Quando o tubérculo pode causar problemas

Apesar das vantagens, nem toda a gente tolera grandes quantidades de batata da mesma forma. Pessoas com intestino muito sensível ou com síndrome do intestino irritável por vezes sentem inchaço ou sensação de pressão, sobretudo quando comem muito amido de uma só vez.

Nestes casos, alguns truques podem ajudar:

  • optar por porções mais pequenas, em vez de pratos cheios de batata
  • experimentar batatas arrefecidas, já que o amido resistente é digerido de forma diferente
  • juntar batata a legumes bem tolerados, como cenoura ou curgete

No caso da diabetes, o açúcar no sangue é central. As batatas fazem-no subir, sim, mas a composição do prato tem grande impacto. Quando são consumidas com proteína e gorduras mais saudáveis, essa subida pode ser atenuada.

Como pessoas com diabetes comem batatas de forma mais inteligente

  • servir batatas juntamente com peixe, ovos ou frango
  • planear uma grande porção de legumes no prato
  • evitar comer grandes quantidades de batata simples quando se está com muita fome

Quantidades reguladas, uma porção controlada e alguma actividade após a refeição ajudam o organismo a processar melhor o amido.

Armadilha de gordura nas batatas fritas: porque a preparação é decisiva

A má reputação das batatas vem sobretudo do óleo de fritura e de molhos pesados. Batatas fritas, chips e croquetes absorvem gordura durante a fritura - e, com isso, as calorias (e muitas vezes a proporção de ácidos gordos menos favoráveis) aumentam de forma evidente.

Ou seja: a batata, por si só, costuma ser o problema menor; o “engordante” está muitas vezes no que se junta à volta. Ao mudar a técnica, a mesma quantidade de batata pode resultar num prato completamente diferente.

Formas especialmente saudáveis de preparar batatas

  • Cozinhar as batatas, sempre que possível, com casca, para preservar vitaminas.
  • Preferir cozer a vapor em vez de fritar - poupa-se muita gordura.
  • Fazer no forno com pouco óleo, como batata assada ou wedges.
  • Deixar batatas cozidas arrefecer e servir como salada de batata com uma marinada leve.
  • Usar com moderação molhos de natas, muita manteiga e queijos mais pesados.

"Não é a batata que engorda, mas sim a gordura, o molho e a panada que se juntam."

Ideias práticas para o dia a dia

Para que as batatas apareçam mais vezes na mesa de forma saudável, ajudam rotinas simples. Quem cozer, uma vez por semana, um tacho maior de batatas, consegue depois montar várias refeições a partir disso:

  • Dia 1: batatas cozidas simples com legumes e peixe
  • Dia 2: batatas frias em salada com vinagre, óleo e ervas aromáticas
  • Dia 3: gomos de batata estaladiços no forno com molho de iogurte

Desta forma, cria-se também mais amido resistente quase sem dar por isso, e o trabalho na cozinha mantém-se controlado.

Notas importantes sobre casca, partes verdes e armazenamento

Com todo o entusiasmo, há dois pontos que merecem atenção: partes verdes e rebentos. Podem conter solanina, uma substância natural da planta que, em quantidades maiores, é indesejável.

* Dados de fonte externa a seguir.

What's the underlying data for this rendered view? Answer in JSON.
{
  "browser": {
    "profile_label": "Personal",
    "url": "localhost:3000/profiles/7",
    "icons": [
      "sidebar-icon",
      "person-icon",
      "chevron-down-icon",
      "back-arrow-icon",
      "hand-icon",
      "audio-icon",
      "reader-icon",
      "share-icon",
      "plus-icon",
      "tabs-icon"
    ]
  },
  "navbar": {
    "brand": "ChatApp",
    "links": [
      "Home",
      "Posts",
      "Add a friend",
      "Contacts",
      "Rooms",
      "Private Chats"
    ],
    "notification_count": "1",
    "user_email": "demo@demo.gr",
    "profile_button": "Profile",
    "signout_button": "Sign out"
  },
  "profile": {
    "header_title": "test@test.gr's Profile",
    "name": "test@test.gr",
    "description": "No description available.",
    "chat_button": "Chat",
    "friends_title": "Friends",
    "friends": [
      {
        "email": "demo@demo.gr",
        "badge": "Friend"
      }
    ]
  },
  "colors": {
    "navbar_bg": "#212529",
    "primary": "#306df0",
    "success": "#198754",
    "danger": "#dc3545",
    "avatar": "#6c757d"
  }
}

  • cortar generosamente as zonas esverdeadas
  • descartar batatas muito germinadas
  • guardar em local fresco, seco e escuro, e não no frigorífico

A casca pode ficar em batatas novas e firmes - contém fibras adicionais e compostos vegetais secundários. O essencial é lavar bem antes, idealmente com escova, para remover terra e resíduos.

Porque vale a pena olhar com mais atenção para a batata

As batatas fazem parte do quotidiano na Alemanha há gerações, desde a cozinha rural até às cantinas. Em comparação com muitos “superalimentos” da moda, são muito mais baratas e, ainda assim, oferecem uma mistura nutricional considerável.

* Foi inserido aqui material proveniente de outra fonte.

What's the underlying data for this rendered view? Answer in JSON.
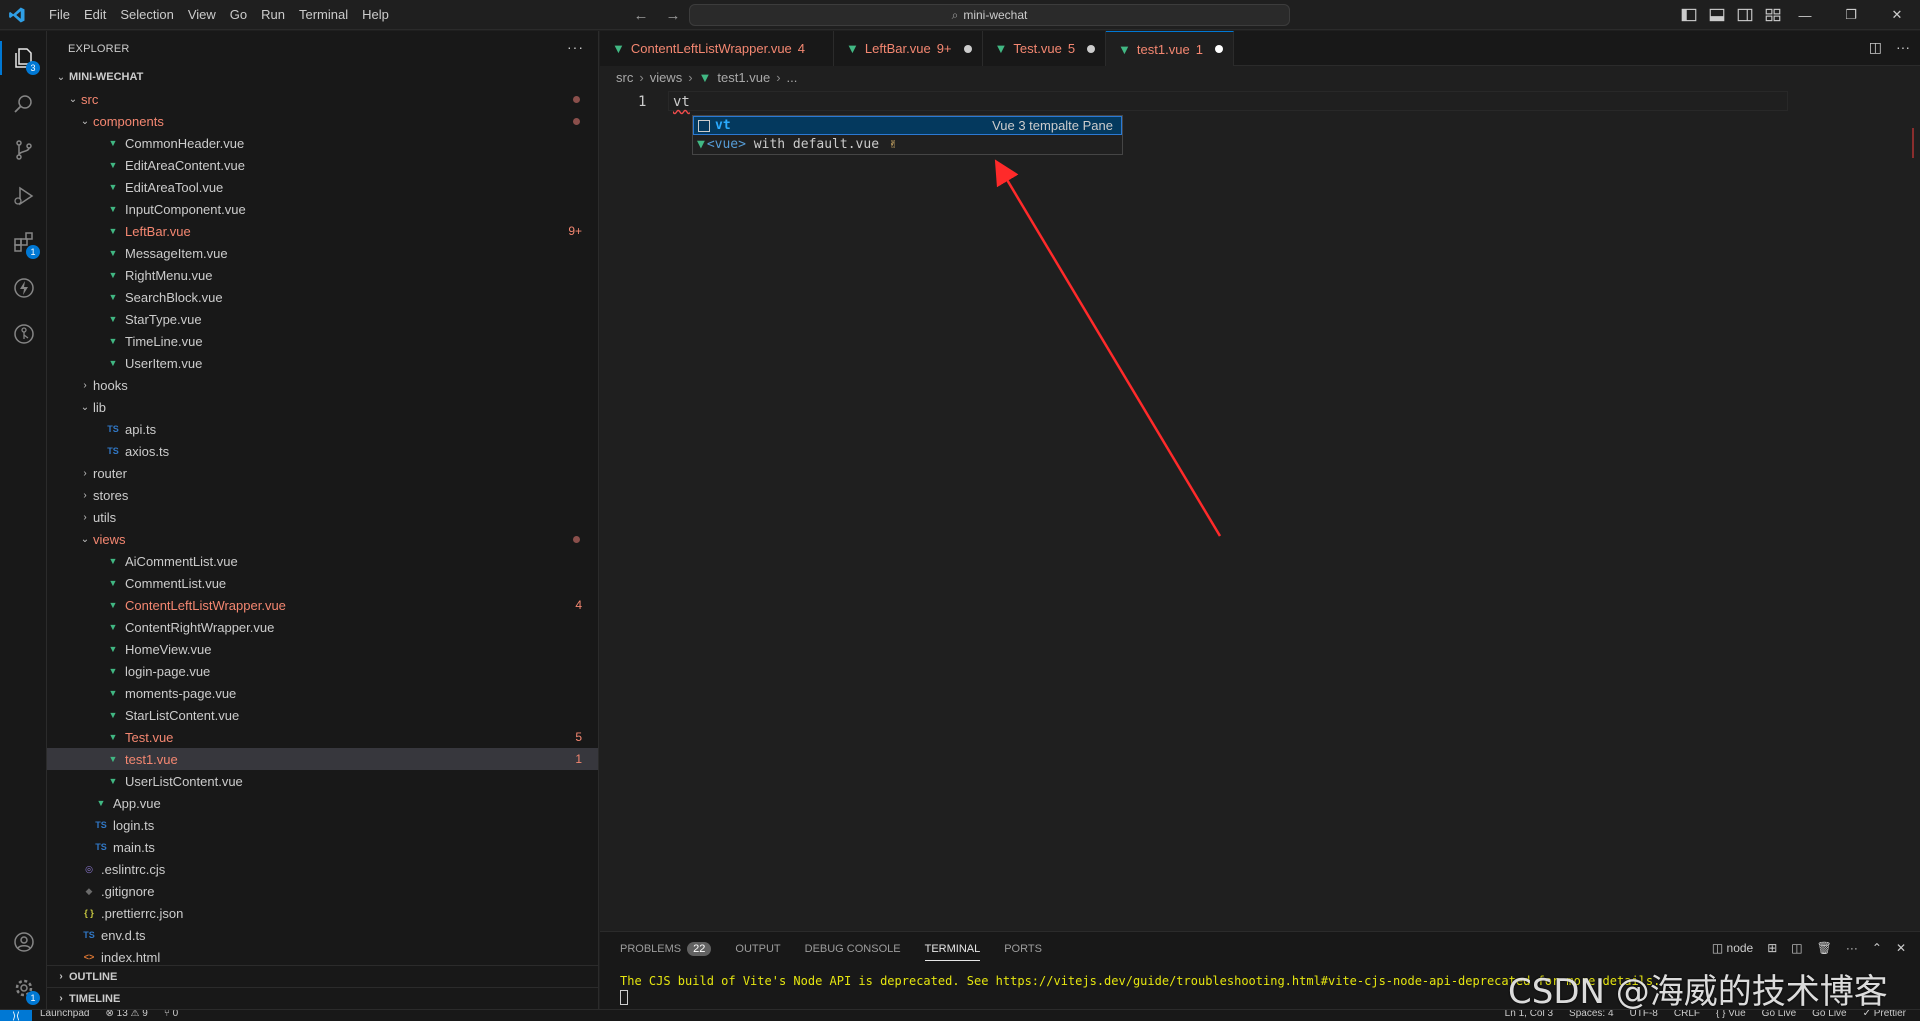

Quem quer comer de forma mais saudável com medidas simples encontra na batata um alimento-base flexível: como acompanhamento, como ingrediente principal de um guisado ou como base de uma salada saciante. O que continua a ser determinante é o lugar que ocupa no prato - e quanta gordura, sal e molho se juntam.

É sobretudo a combinação com legumes frescos e componentes ricos em proteína que transforma este tubérculo tantas vezes subestimado num verdadeiro aliado para o dia a dia, para a silhueta e para a saúde intestinal.